Its proving to be a very difficult year for me as well as Mom. Mom had a stroke in January and went a week without anyone really knowing. It was a mild one; I've already forgotten the name of such strokes. But that was probably the start of this.
I've noticed that mom has a tendency to not explain everything that's going on and to ignore or make light of something that would be considered important or an emergency. She waits until the last minute to call me and that's basically when I need to jump up and do something. Now! But that's not how the medical field works, I've noticed.
And there's a difference between what I know how to do and what I have time or ability to do. I started having anxiety before we knew about Mom's cancer. After a few frustrating weeks, I realized that I simply can't do anything about it. I still struggle to focus on what I can do for her. I've spent hours already trying to find answers, support, doctors, etc. I've taken her to most of her appointments. Her sister and her son took her to a couple, too. I believe that 9.5 out of 10 appointments she's had this year, she has tried to cancel.
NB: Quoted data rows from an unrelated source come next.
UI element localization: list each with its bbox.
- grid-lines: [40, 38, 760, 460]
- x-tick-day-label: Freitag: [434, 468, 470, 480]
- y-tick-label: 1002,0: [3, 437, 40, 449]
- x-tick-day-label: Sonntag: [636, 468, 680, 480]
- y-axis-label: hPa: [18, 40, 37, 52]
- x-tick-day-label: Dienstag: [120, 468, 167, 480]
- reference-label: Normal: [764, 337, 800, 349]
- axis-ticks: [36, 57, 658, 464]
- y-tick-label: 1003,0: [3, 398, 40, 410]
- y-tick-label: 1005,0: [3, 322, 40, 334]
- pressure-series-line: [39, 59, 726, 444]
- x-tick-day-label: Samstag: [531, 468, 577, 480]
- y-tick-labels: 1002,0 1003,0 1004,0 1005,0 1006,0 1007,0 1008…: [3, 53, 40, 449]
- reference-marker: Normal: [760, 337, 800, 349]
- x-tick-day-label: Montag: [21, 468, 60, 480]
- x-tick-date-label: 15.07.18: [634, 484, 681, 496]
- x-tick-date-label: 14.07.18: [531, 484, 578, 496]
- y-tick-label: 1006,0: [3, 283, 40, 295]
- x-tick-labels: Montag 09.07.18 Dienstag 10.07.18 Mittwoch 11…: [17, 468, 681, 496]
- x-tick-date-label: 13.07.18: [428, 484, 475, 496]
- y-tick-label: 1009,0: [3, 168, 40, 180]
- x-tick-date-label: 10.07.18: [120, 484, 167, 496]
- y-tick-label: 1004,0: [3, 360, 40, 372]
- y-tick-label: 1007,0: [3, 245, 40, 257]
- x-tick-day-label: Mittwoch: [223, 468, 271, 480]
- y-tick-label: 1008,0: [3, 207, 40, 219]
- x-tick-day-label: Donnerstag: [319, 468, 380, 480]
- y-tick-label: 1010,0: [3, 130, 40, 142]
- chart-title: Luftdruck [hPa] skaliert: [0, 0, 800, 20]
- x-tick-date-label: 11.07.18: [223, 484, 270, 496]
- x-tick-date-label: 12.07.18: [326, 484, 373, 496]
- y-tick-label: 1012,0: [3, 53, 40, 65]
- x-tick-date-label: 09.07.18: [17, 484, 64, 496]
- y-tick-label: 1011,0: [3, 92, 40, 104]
Whatever choices Mom has, its still her choice. Her current condition is the result of her choices, whether she knowingly neglected her health or simply didn't understand her risks. I can't do everything for my mother no more than she could for me when I got older. But I'm sure that I didn't want to go to the doctor when I was a kid and Mom still took me. There are times when you just gotta put your foot down.
She accused me last week of "manipulating" her to do my will. That did offend me but I responded as calmly as possible. If I were manipulating her, I'd have her painting my walls or doing my dishes everyday. What I was trying to do (at that moment) was to get her to the doctor, which has no benefit for me whatsoever, but will benefit her and her health. Later, I told her I wasn't ready to lose my mom. That would make it a benefit for me.
I think that was the day the EMS came to her house twice. The second time they took her to the ER by her demand. She had no patience that day or something. I understood that she was in a lot of pain that day but I had given her a choice of taking her to the doctor that afternoon or, if she couldn't wait, I'd take her to the ER. She almost hung up on me. Now I know Mom has always been difficult, irritable, suspicious, to say the least, but these days I wonder how much the stroke has affected her reasoning ability. What happens to a person who has a borderline personality disorder and then a stroke? How do you separate the personality disorder from the possible vascular dementia?
Yeah, I research. Maybe too much. But dang it if it wouldn't make things easier if Mom had been going to the doctor or therapist or whatever herself. Like I said, some curve balls you can't avoid. Other people's choices do affect us. It's our attitude about it that we have control over.